More often than not, the couple did not pay to stay at campsites, which offer amenities such as showers, toilets, laundry facilities, sewers to pump gray and black water tanks, and plug-ins for load a motorhome. Instead, they camped for free without, a term used to refer to camping without amenities. “A lot of our favorite stops were wilderness camping,” Cruickshank said.

The best wilderness camping spots are usually on Crown Land where you are allowed to park for up to 21 days, but check in advance for exceptions and permit requirements (for example, for national or provincial parks). You can also park for free in some Walmart and casino parking lots, tourist information centers, and even some farms or wineries. Contact the owner of the store, casino, or building in advance for written permission and the rules of the establishment, and be sure to check the legality of city bylaws – they may conflict with authorization from the store or property manager.

“When wild camping always make sure you feel comfortable,” Cruickshank said. “We generally preferred to stay in places with other vanlifers around. The safety of the numbers added a sense of security.” Cruickshank recommends an app called iOverlander, which lists free camping options with photos and reviews from other travelers on the road. “We swear by it,” Cruickshank said. “To date, I use [the app] even for short weekends with friends. “

Online workers, beware

Reggie Gray of Burlington, Ont., Has spent the past five years traveling the continent in his 1970 Citationette “Franny” travel trailer.

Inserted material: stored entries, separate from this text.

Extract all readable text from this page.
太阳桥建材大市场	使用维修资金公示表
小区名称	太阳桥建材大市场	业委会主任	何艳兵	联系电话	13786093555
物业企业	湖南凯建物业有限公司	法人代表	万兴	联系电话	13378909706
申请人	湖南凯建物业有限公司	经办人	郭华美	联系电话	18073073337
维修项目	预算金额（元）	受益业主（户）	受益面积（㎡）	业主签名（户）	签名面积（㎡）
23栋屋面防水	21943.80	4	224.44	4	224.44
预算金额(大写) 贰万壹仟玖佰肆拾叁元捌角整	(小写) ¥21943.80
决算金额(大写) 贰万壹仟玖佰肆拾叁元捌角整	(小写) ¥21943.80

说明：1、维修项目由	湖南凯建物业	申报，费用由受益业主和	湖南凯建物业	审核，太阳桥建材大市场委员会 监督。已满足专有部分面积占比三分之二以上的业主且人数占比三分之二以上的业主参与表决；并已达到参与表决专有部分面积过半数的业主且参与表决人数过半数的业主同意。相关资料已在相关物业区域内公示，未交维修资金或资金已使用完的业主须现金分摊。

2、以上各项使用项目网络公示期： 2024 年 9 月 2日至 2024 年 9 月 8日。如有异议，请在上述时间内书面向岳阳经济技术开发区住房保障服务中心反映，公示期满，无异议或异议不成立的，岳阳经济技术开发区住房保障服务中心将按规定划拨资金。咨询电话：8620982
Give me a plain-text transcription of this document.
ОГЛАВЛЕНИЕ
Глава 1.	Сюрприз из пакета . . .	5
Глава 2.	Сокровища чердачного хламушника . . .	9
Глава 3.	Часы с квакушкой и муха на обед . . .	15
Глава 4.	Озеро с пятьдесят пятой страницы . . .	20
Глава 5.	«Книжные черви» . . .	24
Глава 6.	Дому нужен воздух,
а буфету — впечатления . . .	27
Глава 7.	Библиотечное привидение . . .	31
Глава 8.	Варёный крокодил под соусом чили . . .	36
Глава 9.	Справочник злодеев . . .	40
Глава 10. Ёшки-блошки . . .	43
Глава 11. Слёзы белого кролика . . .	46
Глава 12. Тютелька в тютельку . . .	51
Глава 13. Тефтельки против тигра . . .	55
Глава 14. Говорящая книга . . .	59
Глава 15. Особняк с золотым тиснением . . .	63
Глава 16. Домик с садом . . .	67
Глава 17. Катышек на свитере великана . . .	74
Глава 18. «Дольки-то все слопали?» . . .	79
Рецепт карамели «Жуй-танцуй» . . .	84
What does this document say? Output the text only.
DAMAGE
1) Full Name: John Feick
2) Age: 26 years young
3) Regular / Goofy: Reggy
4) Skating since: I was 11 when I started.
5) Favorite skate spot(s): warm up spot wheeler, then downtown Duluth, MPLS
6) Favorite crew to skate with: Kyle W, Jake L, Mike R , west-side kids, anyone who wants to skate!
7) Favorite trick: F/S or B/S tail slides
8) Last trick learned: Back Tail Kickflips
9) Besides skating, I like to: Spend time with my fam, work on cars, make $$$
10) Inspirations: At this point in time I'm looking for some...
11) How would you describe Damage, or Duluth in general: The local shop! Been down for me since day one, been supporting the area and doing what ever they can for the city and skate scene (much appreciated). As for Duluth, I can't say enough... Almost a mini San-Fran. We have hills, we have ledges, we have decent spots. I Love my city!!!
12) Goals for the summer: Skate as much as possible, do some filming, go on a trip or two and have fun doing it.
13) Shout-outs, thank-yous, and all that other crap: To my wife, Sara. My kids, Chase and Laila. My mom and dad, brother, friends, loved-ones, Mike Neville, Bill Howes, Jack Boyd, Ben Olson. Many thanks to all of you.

“I wasn’t one of those people who longed to be a ‘vanlifer’, in fact, I hated being outside,” said Gray, passing by. @ReggieFromTheRoad on Instagram.

But after five years on the road, Gray can’t imagine life any other way. “I forget what it is like to live in a place with a toilet that is not within walking distance or a bush outside my door.”

As more people are able to work from home, some may be tempted to work and travel in their campervans, but Gray, who works as a filmmaker, warned that beyond finding wi-fi in some cafes and libraries, getting good enough reception for the access point from a phone can be a challenge. “Never rely on the internet from the camp,” he joked. “It’s to check the weather, and even then it’s so slow it won’t be relevant until tomorrow.”

Gray has one final piece of advice for anyone considering hitting the road: “My biggest piece of advice is still the same and it’s simple: go for it,” he said. “You are smart. Do it and find out the devil.”

Joel Balsam is a Montreal-based freelance journalist with articles in National Geographic, TIME, The Guardian, Lonely Planet and more.